Professor Cynthia Collin’s group at RPI [Rensselaer Polytechnic Institute] did a previous experiment on the ISS showing that when you have normal gravity, the bacteria are able to move around and form these mushroom-like shapes, versus in microgravity mobile bacteria form this kind of canopy shape of biofilm. So basically, they’re not as constrained any more and they can start to grow outward in this unusual morphology.
Our current work is a collaboration with UC Boulder and Luis Zea as the principal investigator. So now instead of just looking at how bacteria respond to microgravity versus gravity on Earth, we’re also looking at how they grow on different engineered substrates. And also, more fundamentally, we can see why bacteria biofilms form the way that they do on Earth, just by taking away that one variable of having the gravity.
There are two different experiments, one with bacterial biofilms and one with fungal biofilms. Zea and his group have been growing these organisms in a test media in the presence of those surfaces, and then characterizing them by the biofilm mass, the thickness, morphology, and then the gene expression. These samples will now be sent to the space station to see how they grow there.
Q: So based on the earlier tests, what are you expecting to see when the samples come back to Earth after two months?
Varanasi: What we’ve found so far is that, interestingly, a great deal of biomass grows on superhydrophobic surfaces, which is usually thought to be antifouling. In contrast, on the liquid-impregnated surfaces, the technology behind Liquiglide, there was basically no biomass growth. This produced the same result as the negative control, where there were no bacteria.
We also did some control tests to confirm that the oil used on the liquid impregnated surfaces is not biocidal. So we’re not just killing the bacteria, they’re actually just not adhering to the substrate, and they’re not growing there.
McBride: For the LIS surfaces, we’ll be looking at whether biofilms form on them or not. I think both results would be really interesting. If biofilms grow on these surfaces in space, but not on the ground, I think that’s going to tell us something very interesting about the behavior of these organisms. And of course, if biofilms don’t form and the surfaces prevent formation like they do on on the ground, then that’s also great, because now we have a mechanism to prevent biofilm formation on some of the equipment in the space station.

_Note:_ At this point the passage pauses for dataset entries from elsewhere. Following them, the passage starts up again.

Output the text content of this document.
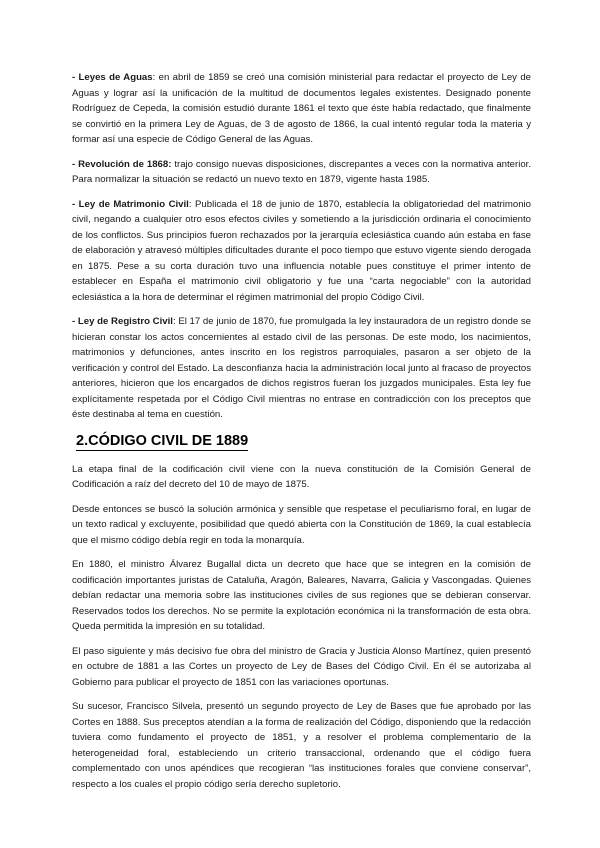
- Leyes de Aguas: en abril de 1859 se creó una comisión ministerial para redactar el proyecto de Ley de Aguas y lograr así la unificación de la multitud de documentos legales existentes. Designado ponente Rodríguez de Cepeda, la comisión estudió durante 1861 el texto que éste había redactado, que finalmente se convirtió en la primera Ley de Aguas, de 3 de agosto de 1866, la cual intentó regular toda la materia y formar así una especie de Código General de las Aguas.

- Revolución de 1868: trajo consigo nuevas disposiciones, discrepantes a veces con la normativa anterior. Para normalizar la situación se redactó un nuevo texto en 1879, vigente hasta 1985.

- Ley de Matrimonio Civil: Publicada el 18 de junio de 1870, establecía la obligatoriedad del matrimonio civil, negando a cualquier otro esos efectos civiles y sometiendo a la jurisdicción ordinaria el conocimiento de los conflictos. Sus principios fueron rechazados por la jerarquía eclesiástica cuando aún estaba en fase de elaboración y atravesó múltiples dificultades durante el poco tiempo que estuvo vigente siendo derogada en 1875. Pese a su corta duración tuvo una influencia notable pues constituye el primer intento de establecer en España el matrimonio civil obligatorio y fue una “carta negociable” con la autoridad eclesiástica a la hora de determinar el régimen matrimonial del propio Código Civil.

- Ley de Registro Civil: El 17 de junio de 1870, fue promulgada la ley instauradora de un registro donde se hicieran constar los actos concernientes al estado civil de las personas. De este modo, los nacimientos, matrimonios y defunciones, antes inscrito en los registros parroquiales, pasaron a ser objeto de la verificación y control del Estado. La desconfianza hacia la administración local junto al fracaso de proyectos anteriores, hicieron que los encargados de dichos registros fueran los juzgados municipales. Esta ley fue explícitamente respetada por el Código Civil mientras no entrase en contradicción con los preceptos que éste destinaba al tema en cuestión.

2.CÓDIGO CIVIL DE 1889

La etapa final de la codificación civil viene con la nueva constitución de la Comisión General de Codificación a raíz del decreto del 10 de mayo de 1875.

Desde entonces se buscó la solución armónica y sensible que respetase el peculiarismo foral, en lugar de un texto radical y excluyente, posibilidad que quedó abierta con la Constitución de 1869, la cual establecía que el mismo código debía regir en toda la monarquía.

En 1880, el ministro Álvarez Bugallal dicta un decreto que hace que se integren en la comisión de codificación importantes juristas de Cataluña, Aragón, Baleares, Navarra, Galicia y Vascongadas. Quienes debían redactar una memoria sobre las instituciones civiles de sus regiones que se debieran conservar. Reservados todos los derechos. No se permite la explotación económica ni la transformación de esta obra. Queda permitida la impresión en su totalidad.

El paso siguiente y más decisivo fue obra del ministro de Gracia y Justicia Alonso Martínez, quien presentó en octubre de 1881 a las Cortes un proyecto de Ley de Bases del Código Civil. En él se autorizaba al Gobierno para publicar el proyecto de 1851 con las variaciones oportunas.

Su sucesor, Francisco Silvela, presentó un segundo proyecto de Ley de Bases que fue aprobado por las Cortes en 1888. Sus preceptos atendían a la forma de realización del Código, disponiendo que la redacción tuviera como fundamento el proyecto de 1851, y a resolver el problema complementario de la heterogeneidad foral, estableciendo un criterio transaccional, ordenando que el código fuera complementado con unos apéndices que recogieran “las instituciones forales que conviene conservar”, respecto a los cuales el propio código sería derecho supletorio.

So we would be happy with either result, but if the LIS does perform as well as it did on the ground, I think it’s going to have a huge impact on future missions in terms of preventing biofilms and not getting people sick.
Fundamentally, from a science point of view, we want to understand the growth of these films and understand all of the biomechanical, biophysical, and biochemical mechanisms behind the growth. By adding the surface morphology, texture, and other properties like the liquid-impregnated surfaces, we may see new phenomena in the growth and evolution of these films, and maybe actually come up with a solution to fix the problem.
Varanasi: And then that can lead to designing new equipment or even space suits that have these features. So that’s where I think we would like to learn from this and then propose solutions.